While looking through some ibles the other day, I came across this: https://www.instructables.com/id/Drink-Can-Butterflies/ So, liking quick and easy projects, I proceeded to make a few....the wheels are always turning, and it wasn't long before I thought, hey I could make my roses out of this stuff! So an Idea was born, in my mind, at least, and this instructable is about the process I went through to make a few roses. In the two flower photos, the only rose of metal is the one in the green vase. There are several 'ibles on making flowers of soda cans, so I wanted to credit at least one...nothing original except the methodology and design....as the book says: "...there is nothing new under the sun."! See this: https://www.instructables.com/id/Soda-Can-Rose/?ALLSTEPS
Step 1: Gather Materials
I used the soft drink cans shown, but any would work depending on what you have. I also used a danish tray made of aluminum, cut into strips to make a stem fitting the project.
Step 2: Collect Tools
All my tools are in either my shop or art room, so it's convenient to just sit down and get started. What you need most of all is heavy duty scissors, some florist's wire, pliers, wire cutters, a pen or pencil, and some epoxy glue.
Step 3: Cut Tin* Into Shapes Wanted
* I know it's not really tin, but it's a short word to replace aluminum! Follow pictures and cut the material into 6 shapes as shown. Three of the shapes are the lower pedals, and three are the upper, or inner pedals.
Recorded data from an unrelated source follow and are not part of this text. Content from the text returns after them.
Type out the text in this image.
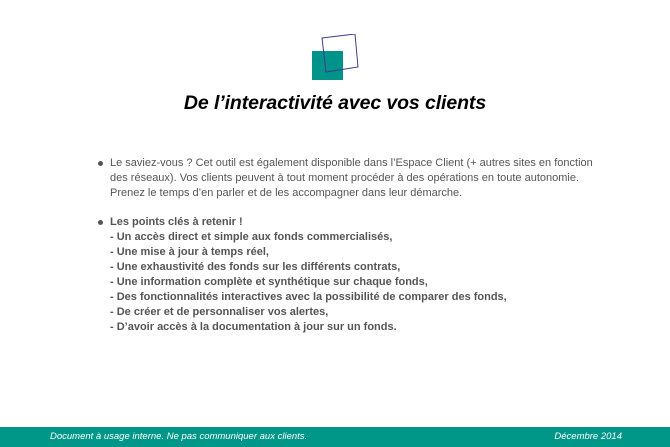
De l’interactivité avec vos clients
Le saviez-vous ? Cet outil est également disponible dans l’Espace Client (+ autres sites en fonction des réseaux). Vos clients peuvent à tout moment procéder à des opérations en toute autonomie. Prenez le temps d’en parler et de les accompagner dans leur démarche.
Les points clés à retenir !
- Un accès direct et simple aux fonds commercialisés,
- Une mise à jour à temps réel,
- Une exhaustivité des fonds sur les différents contrats,
- Une information complète et synthétique sur chaque fonds,
- Des fonctionnalités interactives avec la possibilité de comparer des fonds,
- De créer et de personnaliser vos alertes,
- D’avoir accès à la documentation à jour sur un fonds.
Document à usage interne. Ne pas communiquer aux clients.	Décembre 2014
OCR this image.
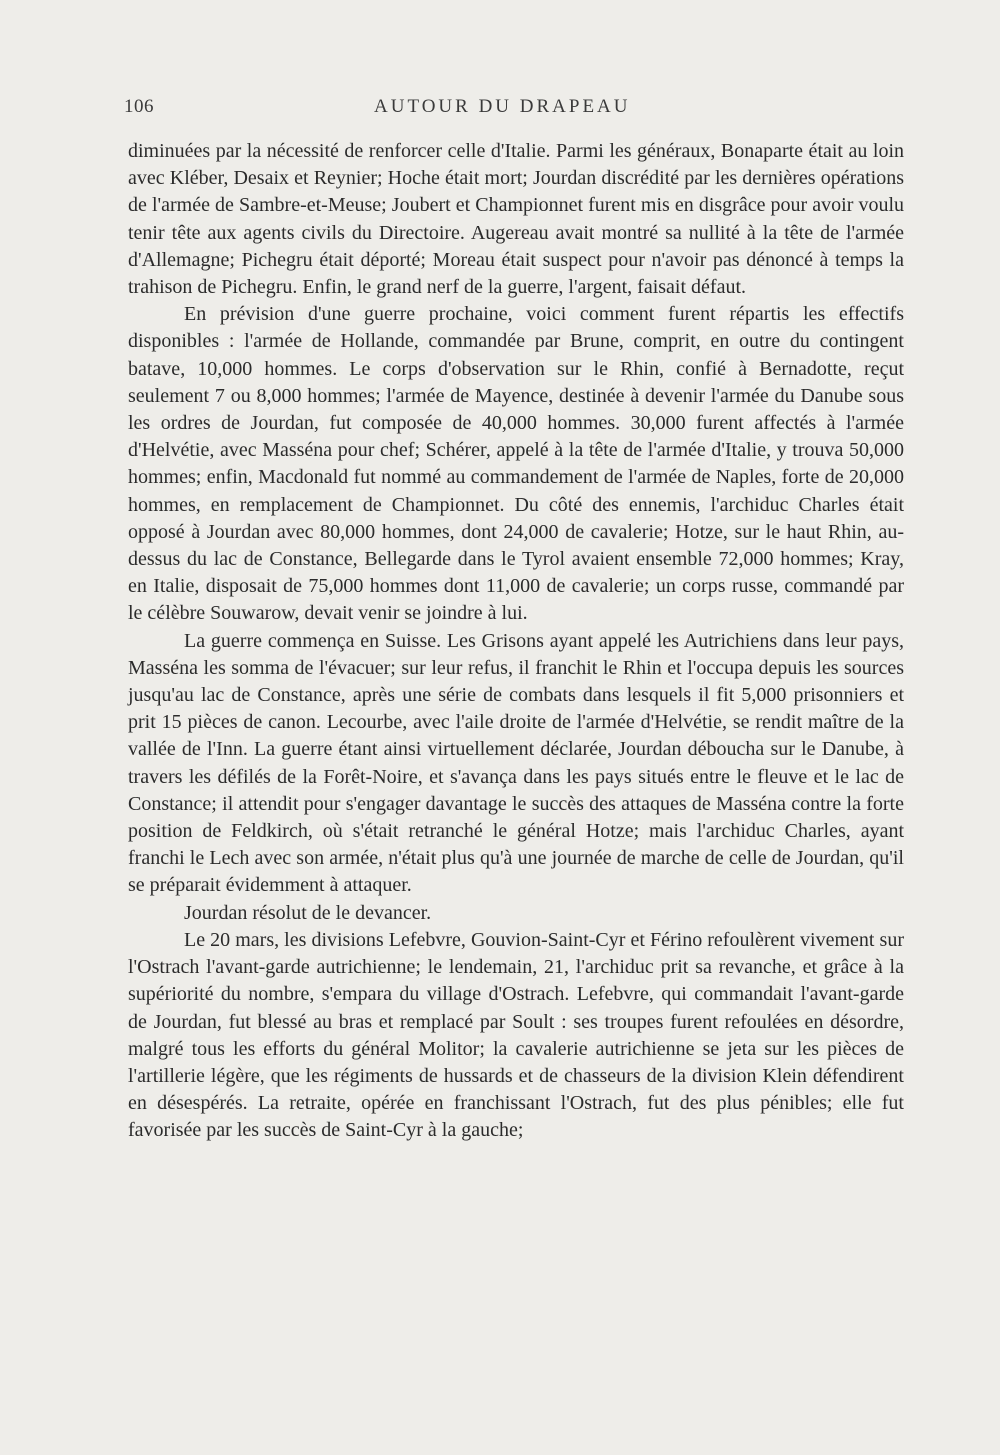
106	AUTOUR DU DRAPEAU

diminuées par la nécessité de renforcer celle d'Italie. Parmi les généraux, Bonaparte était au loin avec Kléber, Desaix et Reynier; Hoche était mort; Jourdan discrédité par les dernières opérations de l'armée de Sambre-et-Meuse; Joubert et Championnet furent mis en disgrâce pour avoir voulu tenir tête aux agents civils du Directoire. Augereau avait montré sa nullité à la tête de l'armée d'Allemagne; Pichegru était déporté; Moreau était suspect pour n'avoir pas dénoncé à temps la trahison de Pichegru. Enfin, le grand nerf de la guerre, l'argent, faisait défaut.

En prévision d'une guerre prochaine, voici comment furent répartis les effectifs disponibles : l'armée de Hollande, commandée par Brune, comprit, en outre du contingent batave, 10,000 hommes. Le corps d'observation sur le Rhin, confié à Bernadotte, reçut seulement 7 ou 8,000 hommes; l'armée de Mayence, destinée à devenir l'armée du Danube sous les ordres de Jourdan, fut composée de 40,000 hommes. 30,000 furent affectés à l'armée d'Helvétie, avec Masséna pour chef; Schérer, appelé à la tête de l'armée d'Italie, y trouva 50,000 hommes; enfin, Macdonald fut nommé au commandement de l'armée de Naples, forte de 20,000 hommes, en remplacement de Championnet. Du côté des ennemis, l'archiduc Charles était opposé à Jourdan avec 80,000 hommes, dont 24,000 de cavalerie; Hotze, sur le haut Rhin, au-dessus du lac de Constance, Bellegarde dans le Tyrol avaient ensemble 72,000 hommes; Kray, en Italie, disposait de 75,000 hommes dont 11,000 de cavalerie; un corps russe, commandé par le célèbre Souwarow, devait venir se joindre à lui.

La guerre commença en Suisse. Les Grisons ayant appelé les Autrichiens dans leur pays, Masséna les somma de l'évacuer; sur leur refus, il franchit le Rhin et l'occupa depuis les sources jusqu'au lac de Constance, après une série de combats dans lesquels il fit 5,000 prisonniers et prit 15 pièces de canon. Lecourbe, avec l'aile droite de l'armée d'Helvétie, se rendit maître de la vallée de l'Inn. La guerre étant ainsi virtuellement déclarée, Jourdan déboucha sur le Danube, à travers les défilés de la Forêt-Noire, et s'avança dans les pays situés entre le fleuve et le lac de Constance; il attendit pour s'engager davantage le succès des attaques de Masséna contre la forte position de Feldkirch, où s'était retranché le général Hotze; mais l'archiduc Charles, ayant franchi le Lech avec son armée, n'était plus qu'à une journée de marche de celle de Jourdan, qu'il se préparait évidemment à attaquer.

Jourdan résolut de le devancer.

Le 20 mars, les divisions Lefebvre, Gouvion-Saint-Cyr et Férino refoulèrent vivement sur l'Ostrach l'avant-garde autrichienne; le lendemain, 21, l'archiduc prit sa revanche, et grâce à la supériorité du nombre, s'empara du village d'Ostrach. Lefebvre, qui commandait l'avant-garde de Jourdan, fut blessé au bras et remplacé par Soult : ses troupes furent refoulées en désordre, malgré tous les efforts du général Molitor; la cavalerie autrichienne se jeta sur les pièces de l'artillerie légère, que les régiments de hussards et de chasseurs de la division Klein défendirent en désespérés. La retraite, opérée en franchissant l'Ostrach, fut des plus pénibles; elle fut favorisée par les succès de Saint-Cyr à la gauche;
I have done so many of these in paper, and the techniques are essentially the same: albeit, working with the tin is somewhat more difficult. Go to this instructable https://www.instructables.com/id/How-To-Make-Paper-Rose if you would like those details to follow, and/or make some paper roses.
Step 4: Form and Join the Pieces
For the life of me, I couldn't get hot melt glue (glue gun) to work at all with the glue I have on hand. So I had to take a different approach. What I came up with was using florist's wire, and more or less "sewing" the pieces together. I made holes in the ends of the pedals, (2), then placed a small section of wire that looked much like a staple into the holes. Using small needle nose pliers, I twisted the wires together to make a tight knot, and thereby holding the pedals together. See image notes for clarification.
Step 5: Make Leaves From the Can Material
Draw a leaf shape as shown, and simply cut out with the scissors. I have serrated the leaf for effect, but is not necessary. Also, using a pen or stylus, draw leaf veins into the surface to make them appear more life like.
Step 6: Make a Stem
I cut a dried branch off of one of my trees to use for the rose stem. Using the strips of aluminum from the danish tray, I wrapped the branch with the "tape" so that it covered the wood and made it match the rose in the project.
Step 7: Glue Leaves on and Join Stem to Flower
Since the hot glue wouldn't hold, I decided to use epoxy glue to secure stem to rose base, and leaves to rose. As the tubes said, it is 5 minute epoxy, and does take that long to set up so that you can move. This is the biggest drawback I found to the whole process, but it takes what it takes.
Step 8: Find Vase or Stand for Your Rose
We had this garage sale vase on hand, and I felt it would be a perfect holder for my new rose. As you can see, I also decided to paint the rose using some floral paint I had on hand. Either way, I think it is an attractive addition to my flower collection.